The opening essay by Sean Cubitt defines the excess in scale by introducing us to the ‘mass image’ theme, an image agglomerate constructing new databases. Such an image does not have a purpose of representation, but its meaning is in monitoring human behaviour. Mass images are overproduced, over-accumulated, and lead to an ‘apocalypse of images’ (p. 27). The next chapter, by one of book editors, Tomáš Dvořák, deals with the problem of the measure by revoking Hegel’s dialectics and its definition of measure as a relationship between quantity and quality. Dvořák analyses the photographic capacity to represent beyond natural human vision, ranging from microscopic representation to cosmic photographs and defining the excessive as ‘quantifying and calculating’ (p. 46). Andrew Fisher’s chapter expands his pivotal writing on photographic scales from 2012. Fisher now comes with the noun scalability, used to describe the growth of informational and even more economical systems. Contrary to all earlier authors analyzing the scale blowing, Michelle Henning analyses the reduction of emotions to emojis. Tereza Stejskalova expands the analysis by stretching a line from ‘bubble vision’ of 360 immersion to poor and weak images.

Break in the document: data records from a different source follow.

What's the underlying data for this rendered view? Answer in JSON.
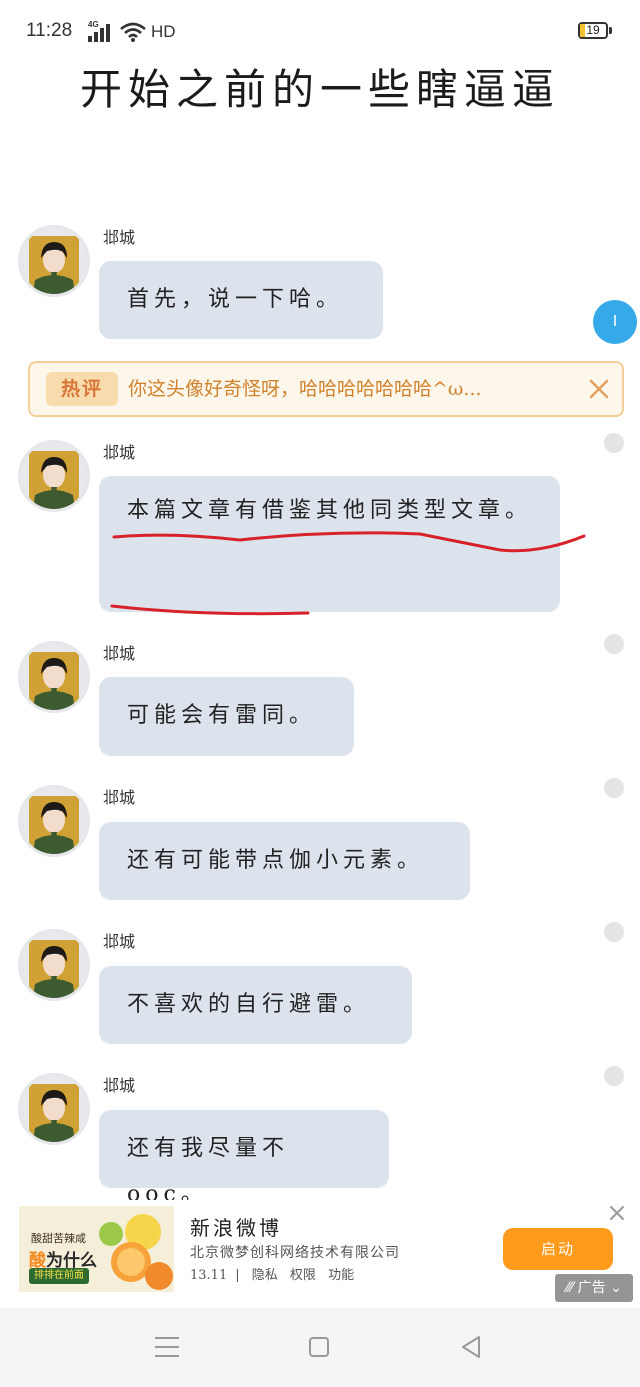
{
  "status_bar": {
    "time": "11:28",
    "network": "4G",
    "hd": "HD",
    "battery": "19",
    "battery_level": 0.19
  },
  "title": "开始之前的一些瞎逼逼",
  "float_button": {
    "label": "I"
  },
  "hot_comment": {
    "tag": "热评",
    "text": "你这头像好奇怪呀，哈哈哈哈哈哈哈^ω..."
  },
  "messages": [
    {
      "sender": "邶城",
      "text": "首先，说一下哈。"
    },
    {
      "sender": "邶城",
      "text": "本篇文章有借鉴其他同类型文章。"
    },
    {
      "sender": "邶城",
      "text": "可能会有雷同。"
    },
    {
      "sender": "邶城",
      "text": "还有可能带点伽小元素。"
    },
    {
      "sender": "邶城",
      "text": "不喜欢的自行避雷。"
    },
    {
      "sender": "邶城",
      "text": "还有我尽量不ooc。"
    }
  ],
  "ad": {
    "image_title": "酸甜苦辣咸",
    "image_main_accent": "酸",
    "image_main_rest": "为什么",
    "image_sub": "排排在前面",
    "title": "新浪微博",
    "company": "北京微梦创科网络技术有限公司",
    "version": "13.11",
    "links": [
      "隐私",
      "权限",
      "功能"
    ],
    "button": "启动",
    "badge": "广告"
  },
  "colors": {
    "bubble": "#dde3ec",
    "hot_border": "#f5cf98",
    "hot_text": "#d0832e",
    "ad_button": "#ff9a1a",
    "float_button": "#36a9e8",
    "annotation_line": "#d8222a"
  }
}
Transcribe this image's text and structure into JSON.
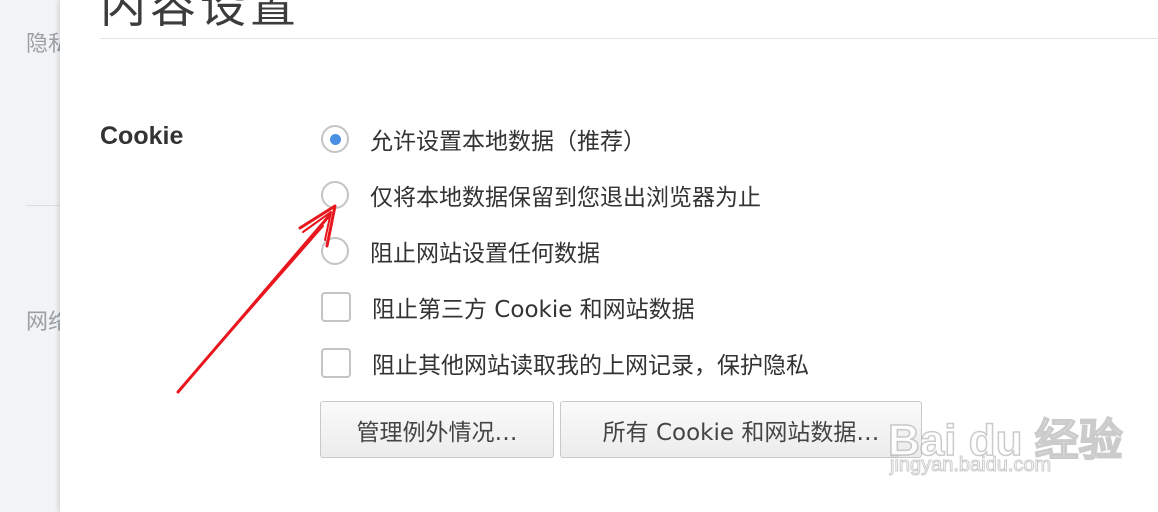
{
  "sidebar": {
    "item_1": "隐私",
    "item_2": "网络"
  },
  "dialog": {
    "title": "内容设置"
  },
  "cookie_section": {
    "label": "Cookie",
    "options": [
      {
        "type": "radio",
        "label": "允许设置本地数据（推荐）",
        "checked": true
      },
      {
        "type": "radio",
        "label": "仅将本地数据保留到您退出浏览器为止",
        "checked": false
      },
      {
        "type": "radio",
        "label": "阻止网站设置任何数据",
        "checked": false
      },
      {
        "type": "checkbox",
        "label": "阻止第三方 Cookie 和网站数据",
        "checked": false
      },
      {
        "type": "checkbox",
        "label": "阻止其他网站读取我的上网记录，保护隐私",
        "checked": false
      }
    ],
    "buttons": {
      "manage_exceptions": "管理例外情况…",
      "all_cookies": "所有 Cookie 和网站数据…"
    }
  },
  "annotation": {
    "arrow_color": "#e8161d"
  },
  "watermark": {
    "logo": "Bai du 经验",
    "url": "jingyan.baidu.com"
  }
}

In the second part of the reader, the opening essay by Annebella Pollen borrows W. J.T Mitchell’s concept of metapictures to approach photographic excess by reduplication and production of copies of copies. Michal Šimunek, also from FAMU, continues the theme of metapictures in his analysis of the widespread amateur practice of Lomography. Josef Ledvina’s focus expands the concept of metapictoriality by mapping various reproduction methods as scans, prints, screenshots etc., also distinguishing between the poor image and ‘resolution overkill.

The third section opens with Jussi Parikka’s article making a step beyond visibility to analyze post-lenticular photography as radar technologies, lidar images, ultrasonic scans, motion data fees etc.… Lukaš Likavčan and Paul Heinicker proceed to autographic images, ones by which a phenomenon writes itself inside the image, distinguishing it from ordinary representations and operational images, on which many articles were recently published. Joanna Zylinska’s contribution defines the ‘undigital photography’, or the photography which does not come from optical processes but instead from - computation. The final contribution to the reader is a beautiful conversation between one of the most theoretically founded photographers today, Joan Fontcuberta and a theorist Geoffrey Batchen, furnished with many of Fontcuberta’s pics.

The concept of the scale, important in photographic production, which has somehow got lost in the theory of the medium, is by this reader fully captured from many discursive angles. In addition to the major theme of the scale, the book is in-depth research in ubiquitous photography and mass image, metapictures and AI photography, making this reader a compendium of the most essential theories rising around photography in postdigital times. For its substantial covering of themes, it is a worth buy, as it would not be read-only once. The book is available in both printed (paperback and hardcover) and e-version; but due to the number and quality of full-page illustrations, ebook might not be the best solution for readers dedicated to the theme.